Fig. 4: Clonal and molecular characterization of dysplasia and its similarity to esophageal adenocarcinoma. | Nature Communications

Fig. 4: Clonal and molecular characterization of dysplasia and its similarity to esophageal adenocarcinoma.

From: Clonal cell states link gastroesophageal junction tissues with metaplasia and cancer

Fig. 4: Clonal and molecular characterization of dysplasia and its similarity to esophageal adenocarcinoma.The alternative text for this image may have been generated using AI.

a UMAP of scRNA-seq of a single Barrett’s esophagus biopsy from Patient 6 containing Barrett’s esophagus and dysplastic cells. b Heatmap showing mitochondrial DNA variant allele frequencies across cells, with hierarchical clustering revealing clonal structure.
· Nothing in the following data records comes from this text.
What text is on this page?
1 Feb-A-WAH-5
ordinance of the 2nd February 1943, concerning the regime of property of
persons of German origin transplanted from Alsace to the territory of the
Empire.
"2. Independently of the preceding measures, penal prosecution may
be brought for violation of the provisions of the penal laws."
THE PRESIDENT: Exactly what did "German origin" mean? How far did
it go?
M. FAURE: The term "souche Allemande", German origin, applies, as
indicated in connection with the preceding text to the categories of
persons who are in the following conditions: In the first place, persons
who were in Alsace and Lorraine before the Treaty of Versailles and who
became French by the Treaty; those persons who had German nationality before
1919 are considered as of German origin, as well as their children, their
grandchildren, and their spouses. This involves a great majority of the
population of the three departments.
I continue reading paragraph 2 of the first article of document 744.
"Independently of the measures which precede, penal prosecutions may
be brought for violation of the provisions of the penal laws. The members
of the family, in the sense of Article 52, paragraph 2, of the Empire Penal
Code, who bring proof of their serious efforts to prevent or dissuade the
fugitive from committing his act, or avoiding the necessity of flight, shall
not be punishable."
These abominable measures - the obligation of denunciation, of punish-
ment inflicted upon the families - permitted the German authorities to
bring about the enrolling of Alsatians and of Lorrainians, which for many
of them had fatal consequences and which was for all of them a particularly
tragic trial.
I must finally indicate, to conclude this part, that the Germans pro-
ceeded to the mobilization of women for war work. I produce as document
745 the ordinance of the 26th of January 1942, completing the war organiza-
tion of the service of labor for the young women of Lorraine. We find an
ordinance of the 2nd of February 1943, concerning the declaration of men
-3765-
Cell types are color-coded (BE = Barrett’s esophagus, DYSP = dysplasia). Dysplastic cells are subsampled down to 25% of cells for visualization. c Gene expression heatmap of differentially expressed genes between dysplasia origin clone (containing 15153 G > A mutation) and other BE cells. d UMAPs from (A) featuring the expression of LGR5 and NOTUM. e RNA FISH HCR probing for LGR5 and NOTUM performed once on a fresh frozen tissue sections of a Barrett’s esophagus biopsy from Patient 6. f) Schematic illustrating the sequencing workflow for the cells isolated from a single Barrett’s esophagus biopsy taken from Patient 6. g Copy number analysis from whole-exome sequencing of the same cell population from Patient 6 that underwent scRNA-seq; featured is chromosome 9, highlighting the loss of CKDN2A. h Schematics of mutations detected in TP5363 and APC64 proteins by whole-exome sequencing. i Analysis of the contribution of mRNA signals from Barrett’s esophagus and dysplastic cell states to the bulk transcriptomes of esophageal adenocarcinoma tumors from TCGA. Dysp_1-Dysp_3 correspond to gene signatures specific to the dysplastic cells from Patient 6. j Heatmap shows genes differentially expressed within the dysplastic cells from Patient 6 grouped by clusters corresponding to the gene signatures in (i).